Parsons School of Design announces Ensemble, the BFA Fashion Design Class of 2026 runway showcase. The presentation brings together 31 designers from 12 nationalities across 4 continents, forming a graduating class shaped by range, specificity, and a wide view of what fashion can hold. Through runway collections and product design, the Class of 2026 presents work across womenswear, menswear, and gender-neutral design, with dedicated approaches to size inclusive and adaptive fashion.
FASHION
The title Ensemble sets the tone for the showcase. The name refers to a musical group, where each instrument keeps its own sound while contributing to a larger composition. Parsons uses that idea to frame a class built from many voices, histories, and design positions.

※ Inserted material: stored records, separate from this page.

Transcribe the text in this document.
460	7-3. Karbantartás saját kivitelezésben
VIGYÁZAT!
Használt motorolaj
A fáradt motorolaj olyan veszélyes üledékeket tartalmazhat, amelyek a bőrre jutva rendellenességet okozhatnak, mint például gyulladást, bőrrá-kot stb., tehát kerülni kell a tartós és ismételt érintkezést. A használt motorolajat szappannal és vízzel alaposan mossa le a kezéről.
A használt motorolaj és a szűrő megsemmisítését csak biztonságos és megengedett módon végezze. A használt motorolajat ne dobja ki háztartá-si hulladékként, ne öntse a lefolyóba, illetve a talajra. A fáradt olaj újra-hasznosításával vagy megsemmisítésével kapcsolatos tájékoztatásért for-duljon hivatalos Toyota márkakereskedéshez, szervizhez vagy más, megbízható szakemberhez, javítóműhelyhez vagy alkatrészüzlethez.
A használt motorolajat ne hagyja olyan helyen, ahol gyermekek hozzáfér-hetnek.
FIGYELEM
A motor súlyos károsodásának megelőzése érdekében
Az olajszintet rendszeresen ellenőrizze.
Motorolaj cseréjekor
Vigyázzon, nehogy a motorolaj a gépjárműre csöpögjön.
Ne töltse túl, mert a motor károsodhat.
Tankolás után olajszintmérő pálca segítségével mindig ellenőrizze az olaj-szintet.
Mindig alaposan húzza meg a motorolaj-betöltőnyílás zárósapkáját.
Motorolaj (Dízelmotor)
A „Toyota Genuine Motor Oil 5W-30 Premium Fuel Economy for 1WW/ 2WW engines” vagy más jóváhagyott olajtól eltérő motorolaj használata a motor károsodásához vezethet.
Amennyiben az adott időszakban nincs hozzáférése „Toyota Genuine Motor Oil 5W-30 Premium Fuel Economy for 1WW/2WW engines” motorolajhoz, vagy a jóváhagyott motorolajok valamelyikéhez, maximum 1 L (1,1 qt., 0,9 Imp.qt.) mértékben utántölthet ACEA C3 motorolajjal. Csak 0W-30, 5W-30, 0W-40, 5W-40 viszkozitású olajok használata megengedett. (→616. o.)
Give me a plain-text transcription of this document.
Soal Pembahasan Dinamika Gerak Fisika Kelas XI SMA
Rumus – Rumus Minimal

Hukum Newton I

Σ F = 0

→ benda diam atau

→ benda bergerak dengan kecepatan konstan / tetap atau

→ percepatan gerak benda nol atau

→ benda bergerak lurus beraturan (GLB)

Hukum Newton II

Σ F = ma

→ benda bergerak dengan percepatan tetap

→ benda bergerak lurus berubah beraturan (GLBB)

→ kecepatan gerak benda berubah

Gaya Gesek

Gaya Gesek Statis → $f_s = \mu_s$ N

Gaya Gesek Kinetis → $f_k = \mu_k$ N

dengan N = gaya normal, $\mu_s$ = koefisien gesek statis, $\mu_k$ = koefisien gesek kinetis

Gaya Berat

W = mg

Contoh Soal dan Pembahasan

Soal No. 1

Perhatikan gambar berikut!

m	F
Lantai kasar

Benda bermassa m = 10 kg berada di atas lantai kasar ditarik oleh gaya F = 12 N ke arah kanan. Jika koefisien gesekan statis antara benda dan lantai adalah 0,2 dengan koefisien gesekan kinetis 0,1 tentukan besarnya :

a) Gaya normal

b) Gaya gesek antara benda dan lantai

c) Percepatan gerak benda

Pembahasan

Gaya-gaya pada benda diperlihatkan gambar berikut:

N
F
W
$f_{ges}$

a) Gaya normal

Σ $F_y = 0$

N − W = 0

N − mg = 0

Across the showcase, fashion becomes a site for social critique, identity, and cultural memory. The designers draw from traditions, political histories, personal experiences, and material research. Represented nationalities reach across the Americas, Europe, Asia, and the Caucasus, giving the class an international scope that shapes both concept and construction. The work connects dress to lived experience, treating garments and objects as ways to examine belonging, protest, gender, culture, and the body.
Several collections engage with specific cultural and historical references. The showcase includes work rooted in Georgian youth protest, Indigenous Filipinx spirituality, Turkish feminist craft, Southern American identity, Japanese repair traditions, and the material culture of Yunnan and Thailand. These references give the runway a broad emotional and intellectual range, while keeping each collection grounded in the designer’s own research. Ensemble treats fashion as a language that can carry memory, politics, ritual, and personal history through form, surface, and silhouette.


The Class of 2026 also turns attention toward process and responsibility. Multiple designers work with upcycling, circular design, reclaimed textiles, and slow craft traditions. These approaches place material decisions at the center of the work and ask how fashion takes shape, who makes it, and what systems support it. The showcase frames making as a design question, connecting aesthetics with labor, sourcing, reuse, and the future of garments after the runway.

Ensemble also expands the question of who fashion serves. The class includes dedicated work in size inclusive and adaptive fashion, placing access and body diversity within the graduate showcase. These collections push design beyond a narrow standard of fit or presentation. They approach the body with greater precision and care, treating fashion as a field that can respond to many physical needs, identities, and ways of moving through daily life.
The 31 designers present a graduating class with a wide view of fashion’s role today. Their work asks what fashion looks like, how people make it, and who enters its frame. Theory supports Ensemble as the official partner of the 2026 Parsons BFA Fashion Design Runway Showcase.